Revenues for the year ended December 31, 2018 were $3.8 million, an increase of $3.0 million, or 384%, compared to $0.8 million for the year ended December 31, 2017. The increase in revenue was mainly due to the recognition of a $2 million advance payment received in August 2018 under the License, Collaboration and Distribution Agreement with CMS Medical and from the recognition of a portion of the $2.2 million advance payment received in January 2018 under the Distribution and Supply Agreement with Gebro.

Research and development expenses for the year ended December 31, 2018 were $6.0 million, an increase of $0.9 million, or 19%, compared to $5.1 million for the year ended December 31, 2017. Research and developments expenses for the year ended 2018 comprised primarily of expenses associated with the Phase II studies for Namodenoson as well as expenses for ongoing studies of Piclidenoson. The increase is primarily due to increased costs associated with the initiation of the Phase III clinical trial of Piclidenoson for the treatment of rheumatoid arthritis. We expect that the research and development expenses will increase through 2019 and beyond.

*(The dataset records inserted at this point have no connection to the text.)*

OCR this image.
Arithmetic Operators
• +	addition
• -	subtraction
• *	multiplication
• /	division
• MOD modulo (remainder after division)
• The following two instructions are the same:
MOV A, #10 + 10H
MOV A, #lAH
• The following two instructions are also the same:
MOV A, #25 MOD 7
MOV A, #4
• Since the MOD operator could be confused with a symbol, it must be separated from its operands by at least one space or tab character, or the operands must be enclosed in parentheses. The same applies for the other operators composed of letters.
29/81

General and administrative expenses were $3.1 million for the year ended December 31, 2018 an increase of $0.3 million, or 10%, compared to $2.8 million for the year ended December 31, 2017. The increase is primarily due to an increase in professional services and investor relations expenses. We expect that general and administrative expenses will remain at the same level through 2019.

Financial expenses, net for the year ended December 31, 2018 aggregated $1.1 million compared to immaterial financial income, net for the same period in 2017. The increase in financial expense, net was mainly due to a loss from long-term investment revaluation and from recognition of interest expenses related to implementation of revenue recognition accounting standard IFRS 15, while in the same period in 2017, financial income was mainly due to fair value revaluation of warrants which were offset by financial expenses from exchange rate differences.

Net loss for the year ended December 31, 2018 was $6.6 million compared with a net loss of $6.4 million for the year ended December 31, 2017. The increase in net loss for the year ended December 31, 2018 was primarily attributable to increase in revenues in 2018 which were offset by an increase in research and development expenses and increase in finance expenses, net.

As of December 31, 2018, Can-Fite had cash and cash equivalents of $3.6 million as compared to $3.5 million at December 31, 2017. The increase in cash during the year ended December 31, 2018 is due to increase in net cash provided by financing activity which was offset by a decrease in net cash used in operating activity. In January 2019, Can-Fite raised $2.35 million in a registered direct offering.